Oyuncaklar aynı zamanda hayal gücünün ve yaratıcılığın araçlarıdır. Bir çocuk eski bir oyuncak arabasına bakarken, belki de yarının mühendisi olmayı hayal ediyor. Bir bebek evindeki detayları inceleyen çocuk, belki de gelecekte mimar olacak. Müzeler, bu hayallerin tohumlarının atıldığı yerlerdir.
Pratik Tavsiyeler
Müzeyi ziyaret etmeyi planlıyorsanız, birkaç pratik tavsiye:
- Zaman Ayırın: Müze küçük görünse de, her oyuncağın hikayesini okuyup incelemek isterseniz yaklaşık 1-2 saat ayırın.
- Cumartesi Programı: Cumartesi günleri Karagöz gösterilerini kaçırmayın. Bu gösteri, özellikle 5-12 yaş arası çocuklar için harika bir deneyim.
- Kafeterya Molası: Müzenin kafeteryasında Bruegel’in tablosunun önünde oturup kahve içmek, gezinin keyifli bir tamamlayıcısı.
- Kemeraltı Gezisi: Müze ziyaretinizi Kemeraltı Çarşısı’nı gezmeyle birleştirebilirsiniz. İki mekan da çok yakın.

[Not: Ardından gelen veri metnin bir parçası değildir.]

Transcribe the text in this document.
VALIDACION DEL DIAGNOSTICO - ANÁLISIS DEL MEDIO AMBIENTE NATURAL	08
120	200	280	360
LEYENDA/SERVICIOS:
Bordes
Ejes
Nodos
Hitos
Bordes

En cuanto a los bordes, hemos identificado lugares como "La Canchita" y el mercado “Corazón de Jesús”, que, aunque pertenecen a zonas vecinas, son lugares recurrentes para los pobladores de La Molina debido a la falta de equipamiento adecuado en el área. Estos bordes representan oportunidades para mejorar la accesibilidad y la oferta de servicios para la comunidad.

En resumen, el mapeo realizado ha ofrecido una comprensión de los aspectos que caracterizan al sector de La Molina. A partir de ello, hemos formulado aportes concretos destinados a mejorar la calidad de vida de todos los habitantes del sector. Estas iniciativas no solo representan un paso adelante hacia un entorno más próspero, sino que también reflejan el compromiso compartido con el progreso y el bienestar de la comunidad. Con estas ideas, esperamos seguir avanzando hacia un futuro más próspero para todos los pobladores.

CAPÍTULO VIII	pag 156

- Fotoğraf Çekim: Bahçedeki çizgi film karakterleriyle fotoğraf çektirmeyi unutmayın, özellikle çocuklar bayılıyor.
Ümran Baradan Oyun ve Oyuncak Müzesi, İzmir’de mutlaka görülmesi gereken kültürel mekanlardan biridir. Sadece çocuklar için değil, içindeki çocuğu kaybetmemiş tüm yetişkinler için de keyifli ve nostaljik bir deneyim sunuyor.
Bu müze, oyuncakların sessiz dilinden dünya tarihini anlatıyor. Her oyuncak, bir dönemin teknolojisini, kültürünü, hayallerini ve gerçeklerini yansıtıyor. 1800’lerin ahşap atından 1960’ların uzay roketine, bebek evlerinden teneke arabalarına, her eser bir hikaye anlatıyor.
Ümran Baradan’ın cömert bağışı ve Sunay Akın’ın vizyonu sayesinde hayata geçen bu müze, İzmir’in kültürel zenginliğine önemli bir değer katıyor. Ücretsiz olması da her kesimden insanın bu değerli koleksiyona erişmesini mümkün kılıyor.
Eğer İzmir’e gelirseniz, mutlaka Konak’taki bu büyülü mekana uğrayın. Çocukluğunuza bir yolculuk yapın, eskiyi yad edin, geleceğe ilham alın. Çünkü oyuncaklar, sadece geçmişin kalıntıları değil, geleceğin hayallerinin de tohumlarıdır.
Ümran Baradan Oyun ve Oyuncak Müzesi’nin kapısından girdiğinizde, zamanda bir yolculuğa çıkacaksınız. Bu yolculuk, sizi çocukluğunuza götürecek, gülümsetecek, belki de gözlerinizi nemlendirecek. Ve çıktığınızda, oyuncakların sadece eşya olmadığını, aslında hayallerin, anıların ve kültürün taşıyıcıları olduğunu bir kez daha anlayacaksınız.
İzmir’in kalbinde, Konak’ta sizi bekleyen bu büyülü dünyaya hoş geldiniz!